1.大都会のターミナル駅なのに空気が緩い。決して揶揄してるわけではなく。なんていうか落ち着く。人間のペースと駅がシンクロしてるのが心地よい。

普段、東京駅とか凄まじい次元で人と電車が流れ込むスピードに呑まれてるから余計にそう感じるのかもしれない。

ホームから改札、コンコースに出るまでの通路も「昭和感」があってたまらない。配管がそのまま天井を伝ってるのもいい。階段周りのタイルも日常の美を感じる。ここに立ち飲みとかバルでもあったら通路をつまみに楽しめるのに。


2.きしめんスタンドがありすぎる。ほぼすべてのホームに「きしめん」が配置されてるのすごい。関西風でも関東風でもない、きしめん独特の甘辛い香りが誘惑する。あれ、なんだろうね。

東京駅なんて、駅そばがたくさんあっても不思議じゃないのに、実際には新幹線の18・19番ホームに1つしかない。ホームで何か食してる場合じゃない。みんな急いでるんだ。


3.煙の臭いがする。はい、もう意味わからない。何? 煙の臭いって。苦情? いや、ちがう。

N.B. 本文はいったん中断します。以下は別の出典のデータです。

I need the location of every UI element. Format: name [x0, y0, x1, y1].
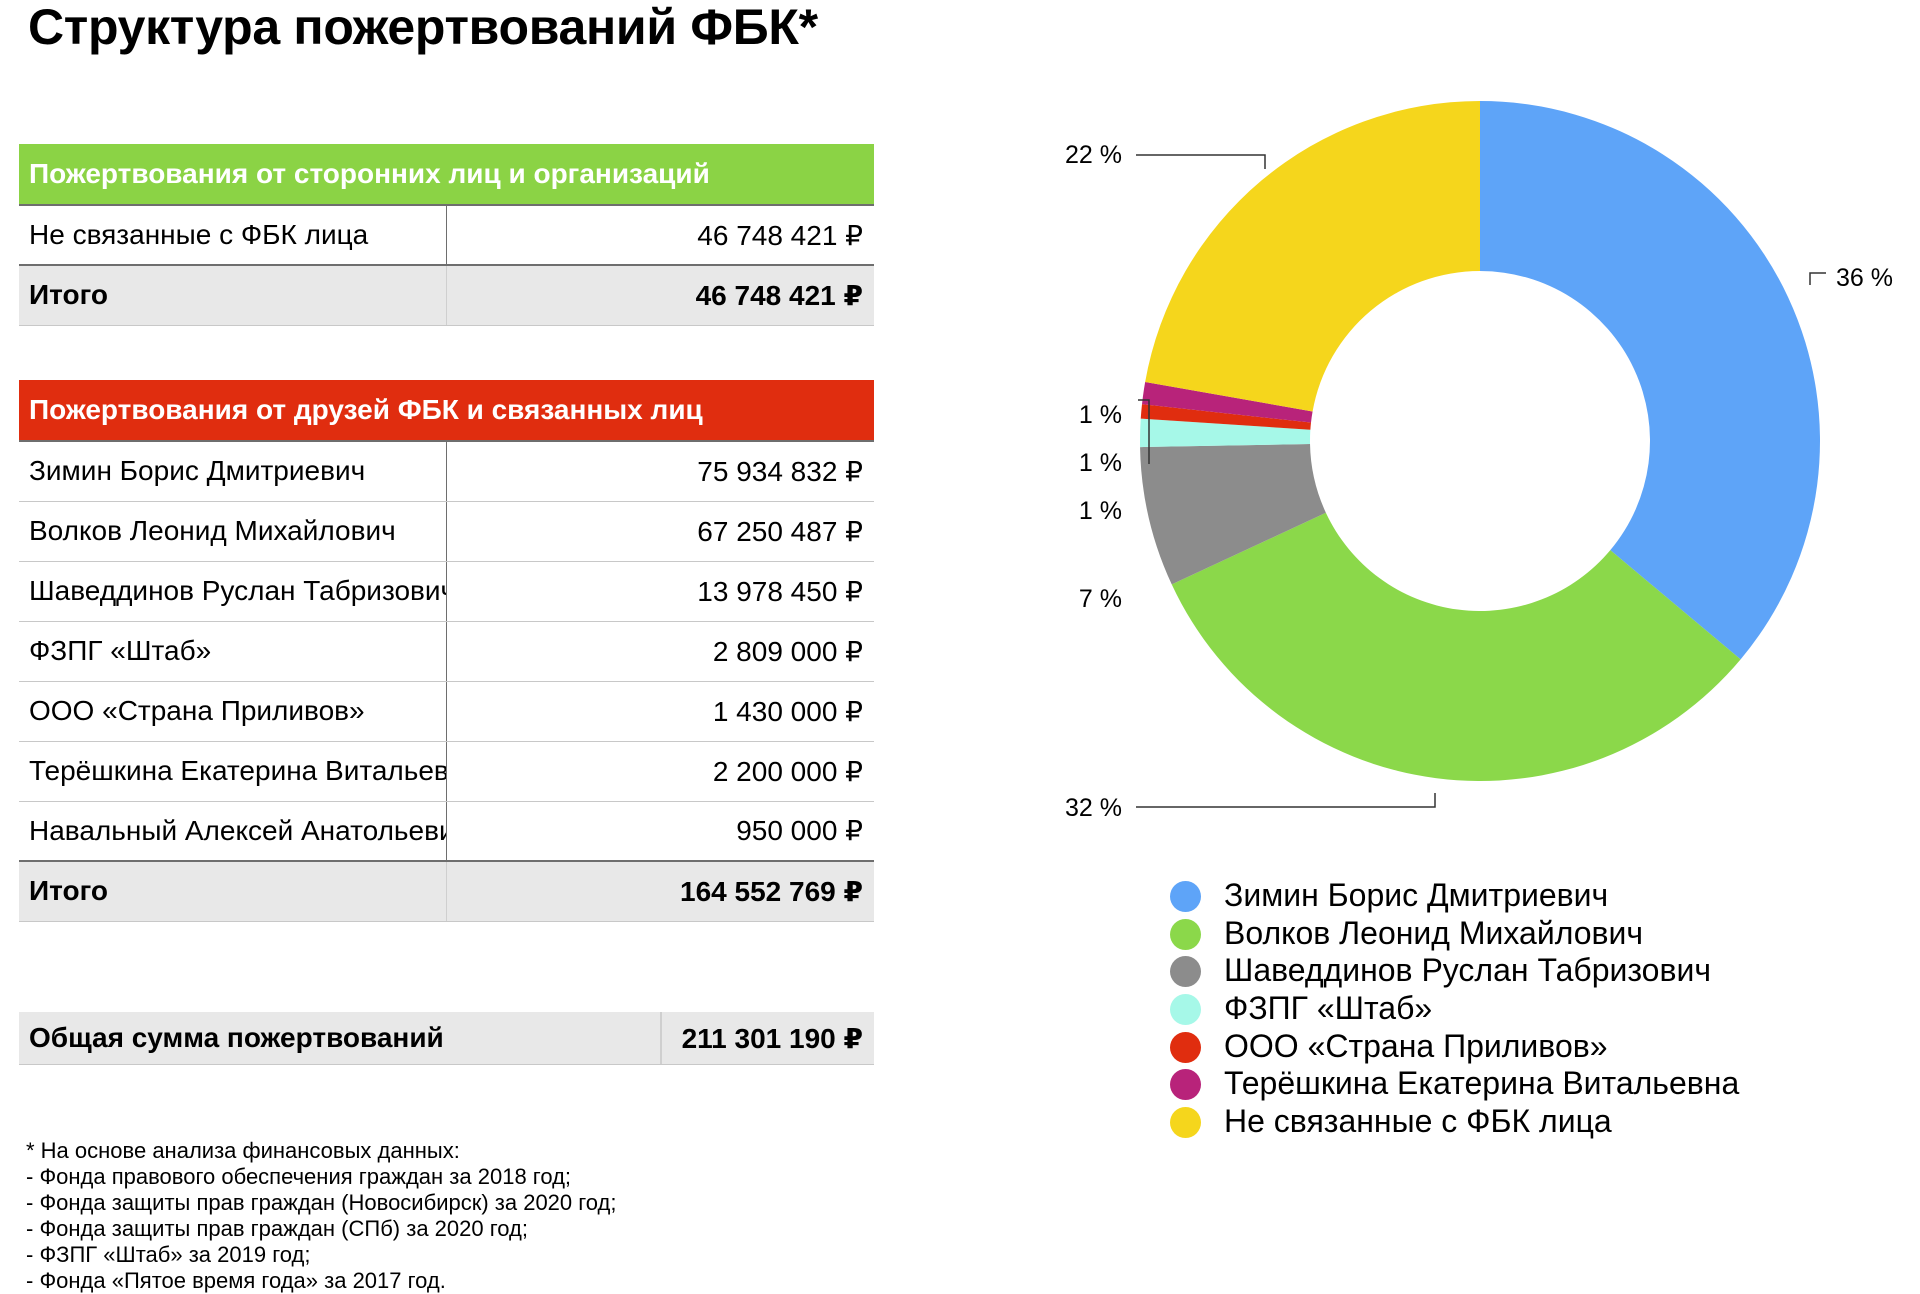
leader-line-6 [1136, 154, 1266, 169]
grand-total-row: Общая сумма пожертвований 211 301 190 ₽ [19, 1012, 874, 1065]
table-row: Терёшкина Екатерина Витальевна 2 200 000… [19, 741, 874, 802]
total-value: 164 552 769 ₽ [446, 860, 874, 922]
legend-swatch [1170, 1031, 1201, 1063]
donation-amount: 2 809 000 ₽ [446, 621, 874, 682]
outside-donations-table: Пожертвования от сторонних лиц и организ… [19, 144, 874, 326]
donation-amount: 950 000 ₽ [446, 801, 874, 862]
grand-total-value: 211 301 190 ₽ [681, 1023, 863, 1054]
percent-label-1: 32 % [1065, 794, 1122, 822]
legend-swatch [1170, 1107, 1201, 1139]
donation-amount: 46 748 421 ₽ [446, 205, 874, 266]
footnote-line: - Фонда «Пятое время года» за 2017 год. [26, 1268, 446, 1293]
table-row: Не связанные с ФБК лица 46 748 421 ₽ [19, 205, 874, 266]
footnote-line: - Фонда защиты прав граждан (СПб) за 202… [26, 1216, 528, 1241]
legend-label: Зимин Борис Дмитриевич [1224, 877, 1609, 913]
table-row: ФЗПГ «Штаб» 2 809 000 ₽ [19, 621, 874, 682]
slice-0 [1480, 101, 1820, 660]
donor-name: Зимин Борис Дмитриевич [19, 441, 447, 502]
legend-label: ООО «Страна Приливов» [1224, 1027, 1608, 1064]
donor-name: Не связанные с ФБК лица [19, 205, 447, 266]
percent-label-0: 36 % [1836, 264, 1893, 292]
percent-label-3: 1 % [1079, 497, 1122, 525]
table-row: Навальный Алексей Анатольевич 950 000 ₽ [19, 801, 874, 862]
total-value: 46 748 421 ₽ [446, 264, 874, 326]
percent-label-5: 1 % [1079, 401, 1122, 429]
donation-amount: 75 934 832 ₽ [446, 441, 874, 502]
donation-amount: 1 430 000 ₽ [446, 681, 874, 742]
table-header-row: Пожертвования от сторонних лиц и организ… [19, 144, 874, 206]
column-divider [660, 1012, 662, 1064]
slice-2 [1140, 444, 1326, 585]
donation-amount: 2 200 000 ₽ [446, 741, 874, 802]
leader-line-5 [1138, 399, 1150, 464]
slice-3 [1140, 418, 1311, 448]
legend-label: Шаведдинов Руслан Табризович [1224, 952, 1712, 989]
slice-5 [1142, 381, 1313, 423]
legend-label: Терёшкина Екатерина Витальевна [1224, 1065, 1740, 1102]
table-total-row: Итого 164 552 769 ₽ [19, 860, 874, 922]
donor-name: Терёшкина Екатерина Витальевна [19, 741, 447, 802]
table-row: Зимин Борис Дмитриевич 75 934 832 ₽ [19, 441, 874, 502]
donor-name: Волков Леонид Михайлович [19, 501, 447, 562]
table-row: ООО «Страна Приливов» 1 430 000 ₽ [19, 681, 874, 742]
friends-donations-table: Пожертвования от друзей ФБК и связанных … [19, 380, 874, 922]
slice-6 [1145, 101, 1480, 412]
legend-swatch [1170, 918, 1201, 950]
legend-swatch [1170, 956, 1201, 988]
slice-1 [1171, 512, 1741, 781]
donation-amount: 67 250 487 ₽ [446, 501, 874, 562]
donut-chart: 36 % 32 % 7 % 1 % 1 % 1 % 22 % [1065, 101, 1893, 822]
legend-swatch [1170, 881, 1201, 912]
legend-swatch [1170, 994, 1201, 1026]
total-label: Итого [19, 860, 447, 922]
grand-total-label: Общая сумма пожертвований [29, 1022, 444, 1053]
legend-swatch [1170, 1069, 1201, 1101]
percent-label-2: 7 % [1079, 585, 1122, 613]
donor-name: ФЗПГ «Штаб» [19, 621, 447, 682]
percent-label-4: 1 % [1079, 449, 1122, 477]
page-title: Структура пожертвований ФБК* [28, 0, 818, 55]
donor-name: Навальный Алексей Анатольевич [19, 801, 447, 862]
table-row: Шаведдинов Руслан Табризович 13 978 450 … [19, 561, 874, 622]
table-row: Волков Леонид Михайлович 67 250 487 ₽ [19, 501, 874, 562]
legend-label: Не связанные с ФБК лица [1224, 1103, 1612, 1140]
footnote-line: - Фонда правового обеспечения граждан за… [26, 1164, 572, 1189]
leader-line-0 [1809, 272, 1826, 285]
footnote-line: * На основе анализа финансовых данных: [26, 1138, 460, 1163]
table-header: Пожертвования от сторонних лиц и организ… [19, 144, 874, 206]
donor-name: ООО «Страна Приливов» [19, 681, 447, 742]
donation-amount: 13 978 450 ₽ [446, 561, 874, 622]
legend-label: ФЗПГ «Штаб» [1224, 990, 1433, 1027]
legend-label: Волков Леонид Михайлович [1224, 914, 1644, 951]
leader-line-1 [1136, 793, 1436, 808]
footnote-line: - ФЗПГ «Штаб» за 2019 год; [26, 1242, 311, 1267]
footnote: * На основе анализа финансовых данных: -… [26, 1138, 617, 1294]
slice-4 [1140, 404, 1312, 430]
table-total-row: Итого 46 748 421 ₽ [19, 264, 874, 326]
percent-label-6: 22 % [1065, 141, 1122, 169]
total-label: Итого [19, 264, 447, 326]
footnote-line: - Фонда защиты прав граждан (Новосибирск… [26, 1190, 617, 1215]
table-header: Пожертвования от друзей ФБК и связанных … [19, 380, 874, 442]
donor-name: Шаведдинов Руслан Табризович [19, 561, 447, 622]
table-header-row: Пожертвования от друзей ФБК и связанных … [19, 380, 874, 442]
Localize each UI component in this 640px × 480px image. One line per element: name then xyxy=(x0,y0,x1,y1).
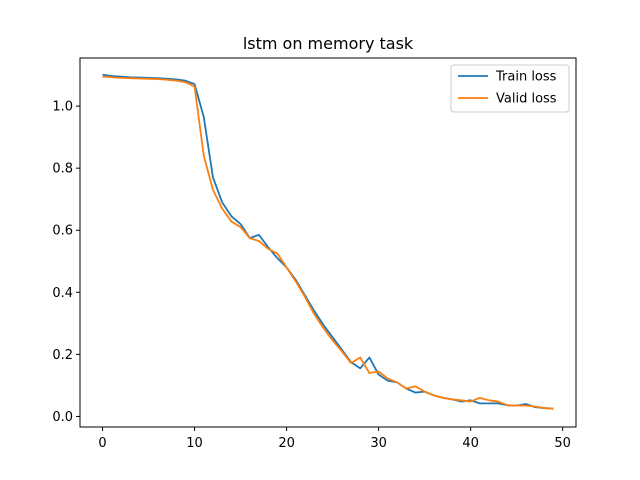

鉄分が好きな人にしか通じないかもしれないんだけど、JR名古屋駅って「気動車」の列車も多いんだ。

気動車は電気で走る電車と違って、主に軽油を燃料にしてディーゼルエンジンで走る。なので、どうしても発車時なんかとくに煙や臭いがする。まあ、そういうのは気になる人もいると思うけど、個人的にはバイブスが高くて好き。

いや、駅といえば最近は「駅ナカ」とかそっちのほうで楽しむイメージだけど、それだけじゃない位相もあるんだっていう話。コンテンツにもなりにくい、駅そのものの情緒とか駅の人生というか。

そういうのも、そっと言語化できたらいいなとひっそり思ってる。という、ほとんど共感要素ゼロに近い偏愛だけどよろしければご査収下さい。